「着ようと思った着物の畳みジワが取れない」「一度着た着物の着ジワがひどい…」このような着物のシワやシワ取り方法に悩んでいる人はとても多いようです。着物は洋服のように着るたびに洗濯する衣類ではないので、余計にシワが残ると気になりますよね。
着物のシワ取り方法にはどんなものがあるのでしょうか?今回は着物のシワ取りスプレーやスチームアイロン等、着物の様々なシワ取りの方法やクリーニングに出す場合の注意点等について詳しく解説します。
目次
1.基本の着物のしわ取り方法は「長めに干す」!
着物の畳ジワ・着ジワといったシワを取るシワ取りの基本は「干すこと」です。

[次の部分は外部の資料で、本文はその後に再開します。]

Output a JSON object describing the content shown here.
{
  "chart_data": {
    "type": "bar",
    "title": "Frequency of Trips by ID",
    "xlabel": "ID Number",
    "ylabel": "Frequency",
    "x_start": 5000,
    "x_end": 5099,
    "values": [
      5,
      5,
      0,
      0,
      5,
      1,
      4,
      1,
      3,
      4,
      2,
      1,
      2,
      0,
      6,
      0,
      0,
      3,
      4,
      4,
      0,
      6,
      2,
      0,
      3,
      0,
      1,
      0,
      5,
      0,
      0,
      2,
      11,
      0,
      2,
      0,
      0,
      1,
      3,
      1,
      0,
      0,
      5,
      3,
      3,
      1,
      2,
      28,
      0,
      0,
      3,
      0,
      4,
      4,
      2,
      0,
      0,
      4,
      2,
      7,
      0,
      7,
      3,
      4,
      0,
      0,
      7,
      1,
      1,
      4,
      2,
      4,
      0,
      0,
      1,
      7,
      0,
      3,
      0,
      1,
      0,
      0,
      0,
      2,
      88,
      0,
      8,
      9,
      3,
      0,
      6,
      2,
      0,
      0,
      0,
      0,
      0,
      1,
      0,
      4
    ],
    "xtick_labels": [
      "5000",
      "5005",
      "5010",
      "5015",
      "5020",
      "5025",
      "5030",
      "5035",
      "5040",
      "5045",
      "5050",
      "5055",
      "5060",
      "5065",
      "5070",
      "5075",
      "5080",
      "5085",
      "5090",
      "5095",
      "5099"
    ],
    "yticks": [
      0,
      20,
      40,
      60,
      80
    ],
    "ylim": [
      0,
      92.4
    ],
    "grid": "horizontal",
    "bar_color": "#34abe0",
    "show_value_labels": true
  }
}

着物は洋服と違い、着用しない時にクローゼットの中で吊るすような保管方法ではありません。そのため着物の生地にはシワが残りやすいのですが、形を整えて長めに干すことで繊維の状態が元に戻りやすくなり、シワが改善されやすくなるのです。
・畳ジワの改善:着物を着用する前に、最低でも着用予定日の2~3日前に影干しを始める
・着シワの改善:着物の着用後、1日以上は陰干しを行う
保管している着物を取り出す時、また一度着た着物をしまう前には、シワ取りのために長めの「陰干し(かげぼし)」をする習慣をつけましょう。
着物の上手な干し方
1)衣装敷の上で着物を脱ぎます。
2)衣装敷の上で着物を広げ、ハンカチや手ぬぐい等をあててから軽く手でシワを伸ばします。
3)着物専用のハンガー(和装ハンガー)に着物をかけます。
4)形をしっかりと整えます。
5)直射日光の差し込まない場所で、1日~3日程度陰干しを行います。
※素手で着物のシワを伸ばさないようにしましょう。手垢や手汗が生地に移り、黄変等のシミを作る原因になります。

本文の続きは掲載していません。